This post mentions violence and could be triggering for some readers.
"How do you feel about moving to America?" my husband asked during one of Melbourne’s lockdowns last year. A job opportunity had come up at his work for an internal transfer.
After what seemed like about 700 days of isolation, I was keen for anything to break up the monotony of life. I told my husband to throw his hat in the ring. At the very least, it would give us something to talk about other than COVID. Those of you in Melbourne will relate to the tortuous dinner table conversations during lockdown where no one had anything to say.
We had flirted with the idea of living in the US a few times over the past decade. A job opportunity at General Motors had been offered, but after spending a week in Detroit’s winter scraping ice off my windscreen and playgrounds frozen over, it was a no from me!

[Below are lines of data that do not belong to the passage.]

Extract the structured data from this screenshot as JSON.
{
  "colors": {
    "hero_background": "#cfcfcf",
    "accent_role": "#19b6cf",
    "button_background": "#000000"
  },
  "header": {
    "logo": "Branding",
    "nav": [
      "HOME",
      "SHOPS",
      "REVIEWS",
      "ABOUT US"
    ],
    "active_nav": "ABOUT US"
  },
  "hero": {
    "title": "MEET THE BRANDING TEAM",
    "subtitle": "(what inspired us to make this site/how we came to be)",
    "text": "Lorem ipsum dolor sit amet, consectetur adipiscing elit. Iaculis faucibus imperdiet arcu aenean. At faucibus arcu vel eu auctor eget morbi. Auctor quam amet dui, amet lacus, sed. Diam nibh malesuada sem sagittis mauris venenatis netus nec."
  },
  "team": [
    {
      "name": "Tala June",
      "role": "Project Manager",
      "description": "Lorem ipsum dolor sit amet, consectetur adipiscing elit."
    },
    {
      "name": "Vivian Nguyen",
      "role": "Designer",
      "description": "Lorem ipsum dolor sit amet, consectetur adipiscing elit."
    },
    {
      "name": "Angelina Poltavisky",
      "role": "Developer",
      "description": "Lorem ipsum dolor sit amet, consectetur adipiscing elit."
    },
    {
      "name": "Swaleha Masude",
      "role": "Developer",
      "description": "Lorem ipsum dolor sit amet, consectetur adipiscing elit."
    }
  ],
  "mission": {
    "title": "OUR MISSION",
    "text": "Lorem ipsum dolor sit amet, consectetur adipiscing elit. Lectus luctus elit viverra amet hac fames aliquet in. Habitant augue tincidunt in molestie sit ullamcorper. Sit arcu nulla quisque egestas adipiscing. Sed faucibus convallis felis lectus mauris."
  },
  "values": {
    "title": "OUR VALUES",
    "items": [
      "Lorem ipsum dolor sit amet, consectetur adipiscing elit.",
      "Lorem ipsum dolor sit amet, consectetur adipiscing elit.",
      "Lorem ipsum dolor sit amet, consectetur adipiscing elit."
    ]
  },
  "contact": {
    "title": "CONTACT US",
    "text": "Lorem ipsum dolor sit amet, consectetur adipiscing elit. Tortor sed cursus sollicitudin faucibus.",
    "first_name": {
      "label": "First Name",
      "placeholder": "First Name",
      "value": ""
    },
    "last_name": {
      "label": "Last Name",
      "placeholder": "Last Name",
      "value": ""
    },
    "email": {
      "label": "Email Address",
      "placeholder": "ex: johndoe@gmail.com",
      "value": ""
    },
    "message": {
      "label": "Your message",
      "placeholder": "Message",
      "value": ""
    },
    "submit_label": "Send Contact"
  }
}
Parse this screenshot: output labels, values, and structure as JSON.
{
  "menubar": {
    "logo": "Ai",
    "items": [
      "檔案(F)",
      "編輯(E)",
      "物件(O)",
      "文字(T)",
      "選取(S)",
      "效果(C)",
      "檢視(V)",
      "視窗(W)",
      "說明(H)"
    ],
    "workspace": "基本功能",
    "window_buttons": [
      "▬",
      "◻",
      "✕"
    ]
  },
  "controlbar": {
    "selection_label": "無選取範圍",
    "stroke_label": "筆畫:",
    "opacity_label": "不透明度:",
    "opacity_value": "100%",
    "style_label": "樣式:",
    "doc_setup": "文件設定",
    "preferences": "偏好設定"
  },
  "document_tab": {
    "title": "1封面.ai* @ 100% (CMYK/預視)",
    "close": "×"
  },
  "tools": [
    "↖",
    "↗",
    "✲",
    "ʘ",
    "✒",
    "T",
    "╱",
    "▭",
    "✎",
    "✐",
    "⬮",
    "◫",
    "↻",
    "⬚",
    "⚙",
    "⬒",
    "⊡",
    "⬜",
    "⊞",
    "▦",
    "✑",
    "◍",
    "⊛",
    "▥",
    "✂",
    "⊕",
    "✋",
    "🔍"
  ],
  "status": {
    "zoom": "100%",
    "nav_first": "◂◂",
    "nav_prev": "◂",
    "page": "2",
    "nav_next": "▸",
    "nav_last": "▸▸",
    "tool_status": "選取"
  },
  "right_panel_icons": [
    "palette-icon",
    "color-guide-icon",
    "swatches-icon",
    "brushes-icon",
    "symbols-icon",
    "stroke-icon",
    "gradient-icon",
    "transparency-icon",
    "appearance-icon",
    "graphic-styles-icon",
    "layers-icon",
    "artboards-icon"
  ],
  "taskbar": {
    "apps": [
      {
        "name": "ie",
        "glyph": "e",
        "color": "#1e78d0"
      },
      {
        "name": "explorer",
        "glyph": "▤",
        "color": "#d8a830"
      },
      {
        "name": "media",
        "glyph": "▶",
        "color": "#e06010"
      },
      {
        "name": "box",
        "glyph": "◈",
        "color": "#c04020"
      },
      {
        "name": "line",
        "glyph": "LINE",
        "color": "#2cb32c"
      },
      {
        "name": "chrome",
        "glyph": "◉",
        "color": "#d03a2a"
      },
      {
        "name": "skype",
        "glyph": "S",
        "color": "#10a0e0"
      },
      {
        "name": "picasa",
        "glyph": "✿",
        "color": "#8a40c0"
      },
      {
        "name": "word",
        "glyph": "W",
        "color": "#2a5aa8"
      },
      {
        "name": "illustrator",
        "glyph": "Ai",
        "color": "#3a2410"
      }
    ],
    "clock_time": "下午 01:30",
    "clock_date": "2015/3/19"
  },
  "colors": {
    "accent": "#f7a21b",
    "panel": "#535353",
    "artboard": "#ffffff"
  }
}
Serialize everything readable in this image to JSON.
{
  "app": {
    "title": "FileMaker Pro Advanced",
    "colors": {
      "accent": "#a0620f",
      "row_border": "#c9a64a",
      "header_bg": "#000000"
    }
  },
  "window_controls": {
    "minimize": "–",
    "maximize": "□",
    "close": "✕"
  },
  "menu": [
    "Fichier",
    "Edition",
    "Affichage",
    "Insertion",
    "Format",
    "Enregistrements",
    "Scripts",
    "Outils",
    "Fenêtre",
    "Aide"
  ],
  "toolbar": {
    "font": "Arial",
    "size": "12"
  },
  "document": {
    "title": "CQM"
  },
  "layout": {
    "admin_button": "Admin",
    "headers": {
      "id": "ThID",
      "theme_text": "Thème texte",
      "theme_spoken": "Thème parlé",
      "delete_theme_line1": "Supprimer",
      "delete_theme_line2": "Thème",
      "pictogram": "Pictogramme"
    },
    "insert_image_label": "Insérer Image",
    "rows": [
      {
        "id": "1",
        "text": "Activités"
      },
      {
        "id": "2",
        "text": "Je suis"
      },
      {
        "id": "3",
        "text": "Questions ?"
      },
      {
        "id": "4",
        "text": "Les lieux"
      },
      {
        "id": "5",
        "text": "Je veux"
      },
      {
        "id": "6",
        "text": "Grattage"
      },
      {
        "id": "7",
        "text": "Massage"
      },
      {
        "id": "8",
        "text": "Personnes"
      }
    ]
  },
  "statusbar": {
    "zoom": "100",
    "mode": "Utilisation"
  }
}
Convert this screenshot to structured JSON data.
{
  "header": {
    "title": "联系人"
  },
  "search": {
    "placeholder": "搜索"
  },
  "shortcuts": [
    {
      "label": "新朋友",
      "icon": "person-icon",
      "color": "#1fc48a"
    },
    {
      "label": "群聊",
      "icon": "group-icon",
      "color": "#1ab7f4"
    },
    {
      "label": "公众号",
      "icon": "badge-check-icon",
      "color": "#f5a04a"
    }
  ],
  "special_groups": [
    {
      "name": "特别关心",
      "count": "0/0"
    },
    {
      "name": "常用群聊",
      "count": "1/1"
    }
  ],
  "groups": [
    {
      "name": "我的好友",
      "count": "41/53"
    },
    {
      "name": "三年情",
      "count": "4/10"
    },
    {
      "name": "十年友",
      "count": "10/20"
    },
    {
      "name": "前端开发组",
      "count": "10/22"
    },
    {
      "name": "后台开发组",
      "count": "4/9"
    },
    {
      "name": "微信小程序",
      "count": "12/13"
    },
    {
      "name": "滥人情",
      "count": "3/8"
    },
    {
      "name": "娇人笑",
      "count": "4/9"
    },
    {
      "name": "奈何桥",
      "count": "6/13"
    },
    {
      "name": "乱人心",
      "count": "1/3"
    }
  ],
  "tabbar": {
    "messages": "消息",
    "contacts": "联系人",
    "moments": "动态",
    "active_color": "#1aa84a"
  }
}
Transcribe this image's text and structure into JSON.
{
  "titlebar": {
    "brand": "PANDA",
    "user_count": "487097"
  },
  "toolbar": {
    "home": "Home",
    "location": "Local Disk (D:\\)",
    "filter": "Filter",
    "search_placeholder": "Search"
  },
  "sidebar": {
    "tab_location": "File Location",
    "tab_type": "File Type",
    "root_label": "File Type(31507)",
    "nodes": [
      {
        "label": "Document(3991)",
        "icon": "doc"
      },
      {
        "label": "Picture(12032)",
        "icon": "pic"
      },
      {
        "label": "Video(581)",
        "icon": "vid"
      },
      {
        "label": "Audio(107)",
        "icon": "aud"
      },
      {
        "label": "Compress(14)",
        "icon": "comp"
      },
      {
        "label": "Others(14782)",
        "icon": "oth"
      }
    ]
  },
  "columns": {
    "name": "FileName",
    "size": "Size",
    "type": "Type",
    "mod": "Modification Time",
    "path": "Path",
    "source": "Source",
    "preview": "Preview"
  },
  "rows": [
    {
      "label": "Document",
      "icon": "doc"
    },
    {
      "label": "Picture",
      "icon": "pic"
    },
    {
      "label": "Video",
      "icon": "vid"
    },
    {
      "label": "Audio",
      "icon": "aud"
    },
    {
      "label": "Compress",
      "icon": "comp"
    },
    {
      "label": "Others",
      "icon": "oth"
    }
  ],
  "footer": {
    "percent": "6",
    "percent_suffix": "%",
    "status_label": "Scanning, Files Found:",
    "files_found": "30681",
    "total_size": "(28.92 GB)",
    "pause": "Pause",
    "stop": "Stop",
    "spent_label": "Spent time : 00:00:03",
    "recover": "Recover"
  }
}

A few years later another opportunity appeared, this time in Silicon Valley (hello, Tesla) but it didn’t eventuate. Like an itch that hadn’t been scratched, we were both keen to explore the opportunity. And this time, the job was in California. Just a tad warmer than Michigan!
As it turned out, he was offered the job, and we did have things to talk about; Were we up for the adventure? Yes! Did we want our kids to experience life in another country? Yes! Did we want to do something different? - Heck, yes!
But another, more haunting question lay beneath the surface...
Did we want our kids to go to school in the US?
Whilst it had been my childhood fantasy to go to school in America - think yellow school buses and Sweet Valley High adventures - a very unsettling question had to be asked...
Were we scared about school shootings?
The answer was yes.
I was terrified.
"School shootings" are two words no parent ever wants to hear in the same sentence. But these tragic events, sadly so familiar, are a real and legitimate fear.
My husband and I talked at length about this. He offered up the following reassurances: school shootings rarely happened in elementary schools. We could return to Australia for high school. The likelihood was so slim...
When faced with a tough life decision, Gretchen Rubin’s ethos came to mind: Choose the bigger life.
We said yes. He took the job. And our bigger life began.
We have been in California for 8 weeks soaking up the experience. The sun shines every day, buoying people’s moods. The people are welcoming and friendly, the tacos AH-mazing, and our girls have settled in nicely at school.
The greatest country in the world… so they say.
Last week I was beginning to feel it. What’s not to love about living here? I said to a friend. It felt like a dream come true.